Однако изучение контактов Мандельштама с Авербахом – и шире, со связанными с ним партийными кругами (в частности, с оппозиционно настроенным первым секретарем Заккрайкома ВКП(б) В.В. Ломинадзе, который обсуждал с Авербахом «литературные вопросы»[211], а также «исключительно внимательно и дружественно встретил О.М.»[212] и «вел с ним переговоры о том, чтобы [Мандельштам мог] остаться на архивной работе в Тифлисе»[213]) – имеет значение не столько для уточнения деталей биографии поэта, сколько для определения генезиса некоторых тем в текстах Мандельштама этого времени[214] и, прежде всего, того политического субстрата, из которого растут стихи Мандельштама, приведшие к катастрофе 1934 года и, в первую очередь, его антисталинская инвектива.
Омри Ронен в связи со стихотворением «Мы живем, под собою не чуя страны…» указывал на оппозиционную платформу М.Н. Рютина 1932 года[215]. Л.М. Видгоф в пионерской работе, посвященной выявлению политического контекста антисталинских стихов Мандельштама, говорит о целом «комплексе впечатлений», реконструируемом из периодики того времени и связанном с борьбой с «левой» и «правой» оппозициями, коллективизацией, борьбой с «вредителями» и т.д.[216] Не подвергая сомнению ценность собранного исследователями материала, заметим, что свою роль в политической эволюции Мандельштама, несомненно, сыграло то обстоятельство, что
И здесь к ряду уже известных имен (Н.И. Бухарин, Ф.М. Конар, В.В. Ломинадзе, М.П. Томский, А.Б. Халатов, Л.Б. Каменев) должно быть добавлено имя Л.Л. Авербаха.
Несмотря на внешне благополучную советскую карьеру, Авербах (в начале 1920-х годов связанный с Троцким)[217] был, как отмечено выше, уже в конце 1929 года подвергнут инициированным лично Сталиным санкциям за принадлежность к партийной группе Шацкина – Ломинадзе, требовавшей, по словам Сталина,
Воспоминания К.Л. Зелинского, относящиеся к 1932 году[223], выразительно передают личную неприязнь, которую испытывал Сталин к Авербаху. Свидетельства об отношении Авербаха к Сталину имеются в собранных НКВД после его ареста в 1937 году материалах. Это, в частности, показания В.П. Ставского и сексота «Алтайского». Ставский вспоминал, что «Авербах [на рубеже 1930-х] рассказывал, что часто встречается с товарищем Сталиным, рассказывал с таинственным видом и кавказским акцентом <…> Все это производило впечатление правдоподобия на многих, в том числе и на меня». «Алтайский» доносил: «О Молотове, Кагановиче Авербах говорил пренебрежительно, как об ограниченных людях[224]. Как-то раз году в 1929-30 Авербах говорил об „азиатских методах И.В. Сталина” (в смысле жестокости, хитрости)»[225].

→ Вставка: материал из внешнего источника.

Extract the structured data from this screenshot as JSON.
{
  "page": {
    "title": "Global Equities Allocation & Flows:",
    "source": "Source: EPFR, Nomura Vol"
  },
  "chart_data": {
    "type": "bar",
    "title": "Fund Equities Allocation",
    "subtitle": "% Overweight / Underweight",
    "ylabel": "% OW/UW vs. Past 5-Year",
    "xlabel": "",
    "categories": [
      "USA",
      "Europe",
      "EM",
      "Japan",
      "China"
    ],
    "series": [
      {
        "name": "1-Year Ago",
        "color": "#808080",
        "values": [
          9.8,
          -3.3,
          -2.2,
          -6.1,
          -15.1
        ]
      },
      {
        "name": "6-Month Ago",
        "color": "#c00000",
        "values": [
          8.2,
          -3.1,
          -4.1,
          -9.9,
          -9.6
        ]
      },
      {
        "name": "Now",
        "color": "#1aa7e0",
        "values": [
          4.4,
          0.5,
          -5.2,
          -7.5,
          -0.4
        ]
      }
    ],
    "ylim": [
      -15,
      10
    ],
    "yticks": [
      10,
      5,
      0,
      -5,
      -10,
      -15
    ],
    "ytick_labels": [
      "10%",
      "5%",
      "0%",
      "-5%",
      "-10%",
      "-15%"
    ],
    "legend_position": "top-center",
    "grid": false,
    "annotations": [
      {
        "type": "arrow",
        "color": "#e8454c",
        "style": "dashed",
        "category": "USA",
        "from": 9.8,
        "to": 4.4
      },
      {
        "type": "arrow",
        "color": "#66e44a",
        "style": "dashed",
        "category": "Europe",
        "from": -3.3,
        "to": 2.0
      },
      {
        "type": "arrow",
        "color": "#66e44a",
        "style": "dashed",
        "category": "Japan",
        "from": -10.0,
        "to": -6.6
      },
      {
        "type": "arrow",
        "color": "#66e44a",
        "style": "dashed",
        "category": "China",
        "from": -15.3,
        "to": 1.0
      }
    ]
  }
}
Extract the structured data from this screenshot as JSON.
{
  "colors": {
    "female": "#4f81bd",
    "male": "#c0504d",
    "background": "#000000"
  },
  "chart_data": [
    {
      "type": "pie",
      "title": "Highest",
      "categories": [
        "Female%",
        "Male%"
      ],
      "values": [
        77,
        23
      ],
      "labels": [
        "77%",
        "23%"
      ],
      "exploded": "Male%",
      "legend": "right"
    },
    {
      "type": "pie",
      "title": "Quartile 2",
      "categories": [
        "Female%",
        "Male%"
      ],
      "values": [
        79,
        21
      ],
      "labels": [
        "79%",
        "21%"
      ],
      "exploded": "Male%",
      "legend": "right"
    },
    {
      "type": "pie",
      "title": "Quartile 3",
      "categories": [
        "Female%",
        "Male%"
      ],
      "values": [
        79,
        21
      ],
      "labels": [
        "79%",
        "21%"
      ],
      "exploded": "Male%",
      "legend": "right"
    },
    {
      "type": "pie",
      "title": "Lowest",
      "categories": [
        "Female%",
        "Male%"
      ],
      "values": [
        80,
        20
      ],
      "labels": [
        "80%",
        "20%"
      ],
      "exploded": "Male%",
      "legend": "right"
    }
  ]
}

Нетрудно заметить, что приведенные суждения Авербаха воспроизводят весь комплекс мотивов, питающий метафорику антисталинских стихов Мандельштама: акцент на кавказском происхождении Сталина, его (национально окрашенной) жестокости и контрастирующем с ее масштабом ничтожестве окружающих его соратников.
То, что такого рода суждения вполне могли высказываться не слишком осторожным и склонным к «пустому острословию»[226]Авербахом в литературных разговорах (в том числе с Мандельштамом), подтверждают слова самого Авербаха в обращении к Н.И. Ежову 17 мая 1937 года. Говоря о своих контактах, в том числе начала 1930-х, он писал: «Я считал, что достаточно моего доверия к человеку, чтобы разговаривать с ним о том, о чем я сочту нужным, иногда явно не проводя грани между дозволенным и недозволенным, между общеизвестными фактами и секретными»[227].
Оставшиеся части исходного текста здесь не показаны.